El juez José E. Martínez del Distrito Sur de Florida, fue el responsable de dictar la sentencia a Valencia Palacios quien fuera extraditado a EEUU en abril de este año, cuando se declaró culpable de tres cargos entre los cuales destaca el de alentar a extranjeros a migrar al mencionado país.
Mark Selby, funcionario migratorio de Miami, expresó con pesar que “mientras se explotaba la carga humana por pura codicia, esta fue una tragedia horrible que resultó en un ataque sexual (a una de las inmigrantes cubanas) y dos muertes”.
Carlos Emilio Ibargüen Palacios y Jhoan Stiven Carreazo Asprilla junto a Fredis Valencia, fueron extraditados a EEUU y se declararon culpables de los mismos delitos, siendo acusados en Colombia del crimen en 2016 en el que fueron asesinados dos inmigrantes cubanos mientras se dirigían a EEUU, lo cual Irbagüen y Carreazo negaron rotundamente.
El trío de criminales junto a una persona más organizaron y prepararon el contrabando ilegal de extranjeros indocumentados a Estados Unidos, actividad que realizaban desde el mes de noviembre de 2014, según la demanda.

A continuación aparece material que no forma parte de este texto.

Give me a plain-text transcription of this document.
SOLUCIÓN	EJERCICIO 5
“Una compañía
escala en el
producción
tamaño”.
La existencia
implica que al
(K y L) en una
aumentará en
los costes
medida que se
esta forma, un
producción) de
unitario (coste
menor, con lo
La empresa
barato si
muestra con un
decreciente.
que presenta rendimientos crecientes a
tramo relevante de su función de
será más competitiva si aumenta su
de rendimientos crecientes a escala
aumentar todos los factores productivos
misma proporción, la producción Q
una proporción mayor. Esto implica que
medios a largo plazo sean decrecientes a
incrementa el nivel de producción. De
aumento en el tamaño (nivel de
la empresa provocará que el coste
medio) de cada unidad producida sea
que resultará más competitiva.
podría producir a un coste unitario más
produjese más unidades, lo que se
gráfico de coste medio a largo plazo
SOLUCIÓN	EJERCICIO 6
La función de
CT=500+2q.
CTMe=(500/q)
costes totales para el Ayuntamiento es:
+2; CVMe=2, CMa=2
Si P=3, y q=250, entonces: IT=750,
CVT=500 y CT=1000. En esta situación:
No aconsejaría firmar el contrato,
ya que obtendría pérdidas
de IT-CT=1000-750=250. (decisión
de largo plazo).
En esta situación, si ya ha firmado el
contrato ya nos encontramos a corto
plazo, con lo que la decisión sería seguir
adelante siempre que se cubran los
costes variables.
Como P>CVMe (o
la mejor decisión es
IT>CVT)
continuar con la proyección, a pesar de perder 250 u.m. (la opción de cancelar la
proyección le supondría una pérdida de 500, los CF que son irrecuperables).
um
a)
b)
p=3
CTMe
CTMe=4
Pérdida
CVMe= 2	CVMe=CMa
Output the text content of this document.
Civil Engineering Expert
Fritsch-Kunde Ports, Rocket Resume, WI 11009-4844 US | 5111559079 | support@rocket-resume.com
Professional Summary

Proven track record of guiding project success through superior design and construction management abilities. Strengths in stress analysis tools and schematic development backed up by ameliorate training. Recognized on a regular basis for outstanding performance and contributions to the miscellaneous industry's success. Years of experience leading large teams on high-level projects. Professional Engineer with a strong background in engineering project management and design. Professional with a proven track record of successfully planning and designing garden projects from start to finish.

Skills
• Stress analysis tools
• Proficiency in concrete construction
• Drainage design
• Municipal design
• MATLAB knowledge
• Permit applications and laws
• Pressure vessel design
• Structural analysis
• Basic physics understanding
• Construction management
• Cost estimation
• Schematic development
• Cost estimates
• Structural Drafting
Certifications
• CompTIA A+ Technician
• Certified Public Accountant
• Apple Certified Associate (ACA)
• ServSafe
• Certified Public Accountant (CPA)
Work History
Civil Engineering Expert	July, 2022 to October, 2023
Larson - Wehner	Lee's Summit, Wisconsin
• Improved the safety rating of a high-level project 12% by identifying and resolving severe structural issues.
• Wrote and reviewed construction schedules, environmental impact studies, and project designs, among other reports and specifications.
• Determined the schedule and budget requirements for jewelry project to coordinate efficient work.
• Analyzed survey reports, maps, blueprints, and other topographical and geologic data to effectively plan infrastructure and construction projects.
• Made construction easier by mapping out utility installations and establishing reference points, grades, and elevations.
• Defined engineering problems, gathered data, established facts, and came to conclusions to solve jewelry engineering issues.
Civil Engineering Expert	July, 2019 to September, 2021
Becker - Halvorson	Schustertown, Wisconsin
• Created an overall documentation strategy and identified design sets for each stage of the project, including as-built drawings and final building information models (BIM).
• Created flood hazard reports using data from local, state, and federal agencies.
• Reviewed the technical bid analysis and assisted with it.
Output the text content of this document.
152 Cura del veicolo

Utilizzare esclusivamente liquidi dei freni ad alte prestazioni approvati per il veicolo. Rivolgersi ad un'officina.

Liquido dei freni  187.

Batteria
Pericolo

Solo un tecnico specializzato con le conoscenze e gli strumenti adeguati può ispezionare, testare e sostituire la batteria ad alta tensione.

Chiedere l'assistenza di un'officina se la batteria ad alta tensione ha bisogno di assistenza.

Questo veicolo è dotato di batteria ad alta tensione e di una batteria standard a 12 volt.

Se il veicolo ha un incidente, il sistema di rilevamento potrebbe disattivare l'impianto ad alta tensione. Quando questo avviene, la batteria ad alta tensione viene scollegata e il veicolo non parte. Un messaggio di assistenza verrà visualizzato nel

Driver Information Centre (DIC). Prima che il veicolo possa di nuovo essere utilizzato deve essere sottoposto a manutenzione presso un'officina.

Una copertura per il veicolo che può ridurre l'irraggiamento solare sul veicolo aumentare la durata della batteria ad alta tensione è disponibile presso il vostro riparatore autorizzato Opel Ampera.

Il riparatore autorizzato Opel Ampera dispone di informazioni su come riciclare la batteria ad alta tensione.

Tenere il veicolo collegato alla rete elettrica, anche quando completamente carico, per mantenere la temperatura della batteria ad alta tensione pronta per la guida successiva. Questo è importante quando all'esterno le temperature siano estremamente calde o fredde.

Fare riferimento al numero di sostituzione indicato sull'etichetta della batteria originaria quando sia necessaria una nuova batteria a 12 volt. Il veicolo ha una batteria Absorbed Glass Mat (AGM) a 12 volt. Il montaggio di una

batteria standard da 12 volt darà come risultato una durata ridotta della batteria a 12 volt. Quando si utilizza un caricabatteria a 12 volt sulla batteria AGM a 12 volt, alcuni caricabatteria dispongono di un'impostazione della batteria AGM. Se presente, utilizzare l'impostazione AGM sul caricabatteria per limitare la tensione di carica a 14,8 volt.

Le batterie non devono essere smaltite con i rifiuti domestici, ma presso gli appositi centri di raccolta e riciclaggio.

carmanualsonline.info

Liober Santos Corria, nativo de Cuba y novio de una de las víctimas, Edelvis Martínez Aguilar, comunicó a las autoridades colombianas que estos “coyotes” cobraron una cantidad de 1.500 dólares a cada persona por hacerlos pasar la frontera con Panamá, y que luego les exigieron más dinero, y en vista de que no tenían les robaron sus pertenencias, abusaron sexualmente de la muchacha y posteriormente la asesinaron junto a un amigo de ellos que les acompañaba en la trágica travesía, mientras que él pudo huir.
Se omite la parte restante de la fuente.